Architecturally, it seems a mix of brutalism and a kind of stilted, controlled art deco. I have a feeling it’s more modern than it’s appearance belies.

Does anyone know anything about it or who the architect was? It’s quietly stunning.

March 4th – I came through Acocks Green today, a place I haven’t visited for a while. I love the sleepy, suburban Metroland feel to the backstreets, the Art-Deco townhouse terraces mingling with much older cottages from a more bucolic history. On the corner verge, a roadside flowerbed, planted with polyanthus and miniature daffodils.

I’m sure there’s an aspidistra in one of these front rooms. I hope they keep flying it.

July 11th – Acocks Green. I’ve discovered that taking the train to here, rather than Tyseley, rewards me with a nicer ride to my destination. Tyseley is very, very industrial, yet bordering it is a perfect, interwar Metroland of Victorian and Art Deco townhouses, on wooded, somnambulant streets.
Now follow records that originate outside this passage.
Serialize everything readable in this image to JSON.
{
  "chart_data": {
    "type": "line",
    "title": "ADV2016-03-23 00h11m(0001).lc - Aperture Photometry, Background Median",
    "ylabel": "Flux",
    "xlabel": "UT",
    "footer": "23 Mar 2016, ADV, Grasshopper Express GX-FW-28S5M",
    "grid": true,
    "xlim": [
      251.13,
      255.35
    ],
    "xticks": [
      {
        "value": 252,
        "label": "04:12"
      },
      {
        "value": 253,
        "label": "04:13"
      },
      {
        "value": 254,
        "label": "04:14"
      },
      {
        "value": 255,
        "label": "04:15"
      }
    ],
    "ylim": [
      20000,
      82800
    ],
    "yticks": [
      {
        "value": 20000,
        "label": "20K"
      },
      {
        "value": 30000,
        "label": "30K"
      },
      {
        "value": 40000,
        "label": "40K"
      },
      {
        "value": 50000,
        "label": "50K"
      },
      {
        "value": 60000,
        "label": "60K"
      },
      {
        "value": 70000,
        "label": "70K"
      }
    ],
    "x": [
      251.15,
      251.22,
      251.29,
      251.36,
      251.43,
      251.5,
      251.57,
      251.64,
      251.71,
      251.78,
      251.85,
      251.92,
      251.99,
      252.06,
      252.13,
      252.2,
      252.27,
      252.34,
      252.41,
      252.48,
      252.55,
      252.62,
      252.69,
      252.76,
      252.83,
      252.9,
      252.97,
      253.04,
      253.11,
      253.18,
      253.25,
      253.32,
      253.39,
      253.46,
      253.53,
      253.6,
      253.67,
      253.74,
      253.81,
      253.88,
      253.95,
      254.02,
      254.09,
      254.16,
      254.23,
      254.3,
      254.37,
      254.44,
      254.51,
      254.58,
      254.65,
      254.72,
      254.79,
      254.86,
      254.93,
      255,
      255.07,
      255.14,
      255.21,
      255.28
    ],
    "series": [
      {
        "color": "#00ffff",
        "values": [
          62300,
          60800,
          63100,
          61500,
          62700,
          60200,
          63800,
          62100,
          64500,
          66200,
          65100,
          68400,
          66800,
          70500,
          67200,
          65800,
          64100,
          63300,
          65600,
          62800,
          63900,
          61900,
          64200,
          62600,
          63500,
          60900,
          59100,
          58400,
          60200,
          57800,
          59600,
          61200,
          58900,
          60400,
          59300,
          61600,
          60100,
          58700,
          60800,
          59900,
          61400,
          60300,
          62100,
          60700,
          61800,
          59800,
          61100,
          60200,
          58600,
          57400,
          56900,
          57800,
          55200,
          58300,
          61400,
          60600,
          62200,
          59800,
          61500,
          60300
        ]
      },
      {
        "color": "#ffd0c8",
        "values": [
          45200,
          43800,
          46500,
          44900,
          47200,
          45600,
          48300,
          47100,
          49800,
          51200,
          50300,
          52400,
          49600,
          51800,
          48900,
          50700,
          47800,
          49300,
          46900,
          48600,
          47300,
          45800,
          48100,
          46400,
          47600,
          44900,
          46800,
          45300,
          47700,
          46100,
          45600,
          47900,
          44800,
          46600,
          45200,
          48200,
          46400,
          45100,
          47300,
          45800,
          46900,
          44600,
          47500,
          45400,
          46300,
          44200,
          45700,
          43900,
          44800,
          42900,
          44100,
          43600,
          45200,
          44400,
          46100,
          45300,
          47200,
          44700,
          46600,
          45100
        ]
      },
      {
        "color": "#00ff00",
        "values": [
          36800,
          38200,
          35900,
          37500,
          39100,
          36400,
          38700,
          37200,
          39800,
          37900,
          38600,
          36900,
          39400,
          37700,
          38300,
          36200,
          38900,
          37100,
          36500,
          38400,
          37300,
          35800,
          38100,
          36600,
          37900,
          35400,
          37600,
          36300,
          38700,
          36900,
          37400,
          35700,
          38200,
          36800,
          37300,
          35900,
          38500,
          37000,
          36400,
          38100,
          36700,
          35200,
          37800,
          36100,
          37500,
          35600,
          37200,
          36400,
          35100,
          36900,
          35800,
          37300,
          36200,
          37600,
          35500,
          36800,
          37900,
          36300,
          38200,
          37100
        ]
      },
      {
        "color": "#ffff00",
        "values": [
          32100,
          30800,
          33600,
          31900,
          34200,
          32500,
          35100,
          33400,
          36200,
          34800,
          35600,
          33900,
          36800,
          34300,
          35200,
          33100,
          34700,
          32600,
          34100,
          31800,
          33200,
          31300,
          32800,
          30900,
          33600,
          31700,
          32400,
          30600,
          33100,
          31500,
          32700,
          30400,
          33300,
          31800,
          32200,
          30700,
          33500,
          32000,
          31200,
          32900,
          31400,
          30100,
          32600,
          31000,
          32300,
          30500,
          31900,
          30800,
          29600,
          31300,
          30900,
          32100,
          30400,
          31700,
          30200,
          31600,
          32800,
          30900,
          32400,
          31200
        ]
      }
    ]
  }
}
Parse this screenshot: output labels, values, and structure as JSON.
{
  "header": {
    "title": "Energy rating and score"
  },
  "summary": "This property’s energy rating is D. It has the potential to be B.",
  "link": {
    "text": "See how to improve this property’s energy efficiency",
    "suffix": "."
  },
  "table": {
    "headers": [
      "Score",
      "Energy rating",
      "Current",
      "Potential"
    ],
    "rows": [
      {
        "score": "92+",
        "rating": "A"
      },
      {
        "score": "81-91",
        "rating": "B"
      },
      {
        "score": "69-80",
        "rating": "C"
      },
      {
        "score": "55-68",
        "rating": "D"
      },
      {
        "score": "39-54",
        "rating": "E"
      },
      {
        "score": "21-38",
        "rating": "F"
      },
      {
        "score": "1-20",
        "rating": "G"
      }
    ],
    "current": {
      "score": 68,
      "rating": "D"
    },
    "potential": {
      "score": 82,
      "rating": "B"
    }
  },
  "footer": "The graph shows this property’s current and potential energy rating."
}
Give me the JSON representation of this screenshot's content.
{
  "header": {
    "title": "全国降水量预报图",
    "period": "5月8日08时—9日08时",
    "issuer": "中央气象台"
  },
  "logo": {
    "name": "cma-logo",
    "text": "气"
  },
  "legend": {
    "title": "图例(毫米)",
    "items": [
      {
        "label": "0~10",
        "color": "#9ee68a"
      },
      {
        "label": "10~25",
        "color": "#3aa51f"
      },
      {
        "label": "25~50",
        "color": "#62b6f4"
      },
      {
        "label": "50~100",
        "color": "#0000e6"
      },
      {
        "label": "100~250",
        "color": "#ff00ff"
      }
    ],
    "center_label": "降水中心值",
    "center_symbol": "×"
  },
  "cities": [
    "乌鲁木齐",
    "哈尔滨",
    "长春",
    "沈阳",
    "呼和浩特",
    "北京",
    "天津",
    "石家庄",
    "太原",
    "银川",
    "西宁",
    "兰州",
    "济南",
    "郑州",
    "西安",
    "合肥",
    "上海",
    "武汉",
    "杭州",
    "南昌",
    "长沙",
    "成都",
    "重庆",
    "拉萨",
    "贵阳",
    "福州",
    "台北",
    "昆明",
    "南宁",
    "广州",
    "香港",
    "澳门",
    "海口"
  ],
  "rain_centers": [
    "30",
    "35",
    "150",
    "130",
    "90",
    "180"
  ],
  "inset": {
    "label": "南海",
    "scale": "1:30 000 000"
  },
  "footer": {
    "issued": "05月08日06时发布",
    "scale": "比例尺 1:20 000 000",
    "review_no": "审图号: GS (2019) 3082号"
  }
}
There is great, but modest architecture in these backways, and little traffic. The sun came through this morning, and lit the whole thing up – it felt like I was in an episode of Mr. Ben, or possibly ‘Keep the Aspidistra Flying’ – I couldn’t make my mind up which was more applicable. A lovely place. I think I’m in love.

April 28th – The Sandhills Pumping Station – built by the private concern of The South Staffordshire Waterworks Company in 1935 – still pumps fresh water to this day from two 400 foot deep boreholes drilled into the bunter pebble beds under Springhill. This station – and others like it dotted throughout our area – are handsome period pieces of civic architecture that speak of a better, more socially aware time, when the supply of basic services like clean water was seen as a noble activity and not a purely profit driven enterprise.